Censoring Due to Death 

 D. James Greiner 

 I'm interested in the problem of "censoring due to death" within the framework of the Rubin Causal Model ("RCM"). 

 As readers will know, the RCM is a framework for studying the effects of causes in which the science is represented via a set of potential outcomes for each unit.  (A potential outcome is the value the dependent variable would take on if the treatment variable had a certain value, whether or not the treatment variable actually had that value).  An assignment mechanism decides what treatment (e.g., active treatment or control) a unit receives and thus which potential outcome will be observed.  Unit-level causal effects are defined as the difference in the potential outcomes of some quantity of interest.  The fundamental problem of causal inference is that we can observe at most one potential outcome for each unit.  Unobserved potential outcomes are treated as missing data.  Observational studies are analyzed as "broken" randomized experiments, broken in the sense that the assignment mechanism was not recorded and therefore must be reconstructed in some approximate way.  For a more complete discussion, see Holland, P.W. (1986). Statistics and Causal Inference.  Journal of the American Statistical Association 81: 945--960. 

 Censoring or truncation due to death occurs when some units' failure to comply with a post-treatment condition renders their values of the quantity of interest undefined.  Consider for example a medical study designed to assess the effect of a new cancer treatment on the percentage of patients who survive cancer-free for ten years.  Suppose some individuals die from car accidents or drug overdoses or other causes clearly unrelated to cancer before the ten-year time period has elapsed.  Such individuals do not have a value for ten-year cancer-free survival, so their values of the quantity of interest are undefined.  (The problem here is not that these individuals' values for cancer-free survival are missing data; rather, the problem is that they have no such values.)  Under such circumstances, some quantitative analysts simply remove such individuals from the study and analyze the remainder.  This course of action can bias results in several different ways.  To illustrate one such way, it could be that individuals who die from non-cancer related causes might smoke, have less healthy diets, refuse to wear seat belts, or otherwise engage in more risky behavior than many of the other individuals in the study.  If the treatment is effective in warding off cancer, there could be more deaths unrelated to cancer in the treated group than the control group, because some treated group members survive cancer that would otherwise have killed them long enough to be felled by, for example, car accidents, before ten years are up.  This difference could render comparison of the units remaining in the treated and control groups an inappropriate method of assessing the effect of the treatment. 

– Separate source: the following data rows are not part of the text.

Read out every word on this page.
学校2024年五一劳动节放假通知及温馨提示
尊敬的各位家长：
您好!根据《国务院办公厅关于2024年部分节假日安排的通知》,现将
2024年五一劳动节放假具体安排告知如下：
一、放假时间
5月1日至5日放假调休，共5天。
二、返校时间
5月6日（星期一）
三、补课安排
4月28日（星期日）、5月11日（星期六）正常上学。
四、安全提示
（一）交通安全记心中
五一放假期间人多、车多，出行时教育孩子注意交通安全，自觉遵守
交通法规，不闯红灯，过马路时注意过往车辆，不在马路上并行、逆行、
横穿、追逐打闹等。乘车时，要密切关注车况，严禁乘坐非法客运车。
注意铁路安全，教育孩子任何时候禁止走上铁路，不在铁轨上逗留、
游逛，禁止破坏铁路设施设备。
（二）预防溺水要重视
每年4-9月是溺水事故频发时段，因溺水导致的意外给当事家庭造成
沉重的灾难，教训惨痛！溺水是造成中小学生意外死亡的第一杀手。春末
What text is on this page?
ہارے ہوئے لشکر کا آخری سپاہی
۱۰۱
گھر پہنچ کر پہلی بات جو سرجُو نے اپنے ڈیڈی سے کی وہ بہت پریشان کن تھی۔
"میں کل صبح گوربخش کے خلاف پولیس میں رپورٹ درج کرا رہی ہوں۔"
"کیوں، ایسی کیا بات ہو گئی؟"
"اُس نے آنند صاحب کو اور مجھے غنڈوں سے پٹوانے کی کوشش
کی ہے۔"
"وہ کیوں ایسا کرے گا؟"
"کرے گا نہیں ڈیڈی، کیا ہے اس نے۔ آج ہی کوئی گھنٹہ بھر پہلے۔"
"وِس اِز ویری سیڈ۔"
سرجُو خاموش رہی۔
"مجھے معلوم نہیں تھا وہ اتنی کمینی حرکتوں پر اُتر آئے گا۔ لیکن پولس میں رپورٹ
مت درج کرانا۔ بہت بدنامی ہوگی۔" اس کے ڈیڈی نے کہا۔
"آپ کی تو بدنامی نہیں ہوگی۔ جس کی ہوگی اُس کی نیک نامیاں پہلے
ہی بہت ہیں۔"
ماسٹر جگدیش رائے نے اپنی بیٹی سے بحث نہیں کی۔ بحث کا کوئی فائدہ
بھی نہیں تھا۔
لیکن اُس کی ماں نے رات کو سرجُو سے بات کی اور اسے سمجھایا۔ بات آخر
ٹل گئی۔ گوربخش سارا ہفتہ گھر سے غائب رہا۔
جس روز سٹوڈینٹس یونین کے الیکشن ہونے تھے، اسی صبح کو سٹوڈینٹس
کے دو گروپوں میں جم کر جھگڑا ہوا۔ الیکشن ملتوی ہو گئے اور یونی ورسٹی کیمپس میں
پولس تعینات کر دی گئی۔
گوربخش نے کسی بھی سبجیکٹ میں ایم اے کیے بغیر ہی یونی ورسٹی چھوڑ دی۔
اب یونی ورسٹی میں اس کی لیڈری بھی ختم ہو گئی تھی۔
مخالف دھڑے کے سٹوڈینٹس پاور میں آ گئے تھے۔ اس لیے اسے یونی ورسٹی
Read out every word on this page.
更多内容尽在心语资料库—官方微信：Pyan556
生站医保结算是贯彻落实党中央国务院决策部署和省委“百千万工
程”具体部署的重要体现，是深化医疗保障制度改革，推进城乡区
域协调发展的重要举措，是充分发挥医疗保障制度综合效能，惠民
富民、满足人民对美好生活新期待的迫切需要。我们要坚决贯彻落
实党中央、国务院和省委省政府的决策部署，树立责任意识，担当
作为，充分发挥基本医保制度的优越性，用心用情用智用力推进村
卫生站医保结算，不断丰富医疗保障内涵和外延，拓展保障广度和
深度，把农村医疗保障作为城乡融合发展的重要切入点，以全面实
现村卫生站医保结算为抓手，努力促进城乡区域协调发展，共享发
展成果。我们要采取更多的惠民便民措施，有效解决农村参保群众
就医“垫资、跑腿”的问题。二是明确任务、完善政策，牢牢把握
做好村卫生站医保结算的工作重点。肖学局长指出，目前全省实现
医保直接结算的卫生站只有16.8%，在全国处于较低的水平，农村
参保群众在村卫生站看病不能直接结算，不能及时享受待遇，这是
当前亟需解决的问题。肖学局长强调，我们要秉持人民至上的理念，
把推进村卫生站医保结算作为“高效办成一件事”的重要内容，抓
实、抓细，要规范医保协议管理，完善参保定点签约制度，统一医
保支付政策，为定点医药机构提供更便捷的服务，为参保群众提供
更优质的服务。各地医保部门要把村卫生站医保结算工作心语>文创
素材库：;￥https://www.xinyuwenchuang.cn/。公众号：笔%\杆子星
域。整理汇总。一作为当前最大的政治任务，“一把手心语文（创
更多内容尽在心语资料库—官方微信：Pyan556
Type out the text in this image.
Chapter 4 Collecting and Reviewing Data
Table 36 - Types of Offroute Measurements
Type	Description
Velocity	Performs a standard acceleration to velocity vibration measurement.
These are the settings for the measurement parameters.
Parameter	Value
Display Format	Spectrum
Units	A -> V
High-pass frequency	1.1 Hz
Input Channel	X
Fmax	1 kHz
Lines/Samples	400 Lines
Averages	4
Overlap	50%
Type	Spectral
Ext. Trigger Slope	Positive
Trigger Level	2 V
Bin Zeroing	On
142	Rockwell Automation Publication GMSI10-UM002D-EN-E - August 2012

 The key is to realize that a comparison of ten-year cancer-free survival rates only makes sense for units who would not die from causes unrelated to cancer if assigned treatment AND who would not die from causes unrelated to cancer if assigned control.  Thus, removing individuals who died from causes unrelated to cancer is not enough. 

 The remaining group actually assigned control may include some units who would have died from non-cancer causes if they had been assigned treatment, and the remaining group actually assigned treatment may have some units who would have died from non-cancer causes had they been assigned control.  The researcher must take appropriate steps to remove both sets of people from the study, so as to isolate the set of individuals who would not die from causes unrelated to cancer regardless of treatment assignment.  Junni Zhang (Peking University) and Don Rubin (Harvard University) discuss these issues in "Estimation of Causal Effects Via Principal Stratification when Some Outcomes Are Truncated by 'Death,'" (2003).  Journal of Educational and Behavioral Statistics 28:353-368.  They extend them in a forthcoming paper with Fabrizia Mealli (University of Florence) currently entitled "Evaluating Causal Effects in the Presence of 'Truncation by Death' -Likelihood-based Analysis via Principal Stratification."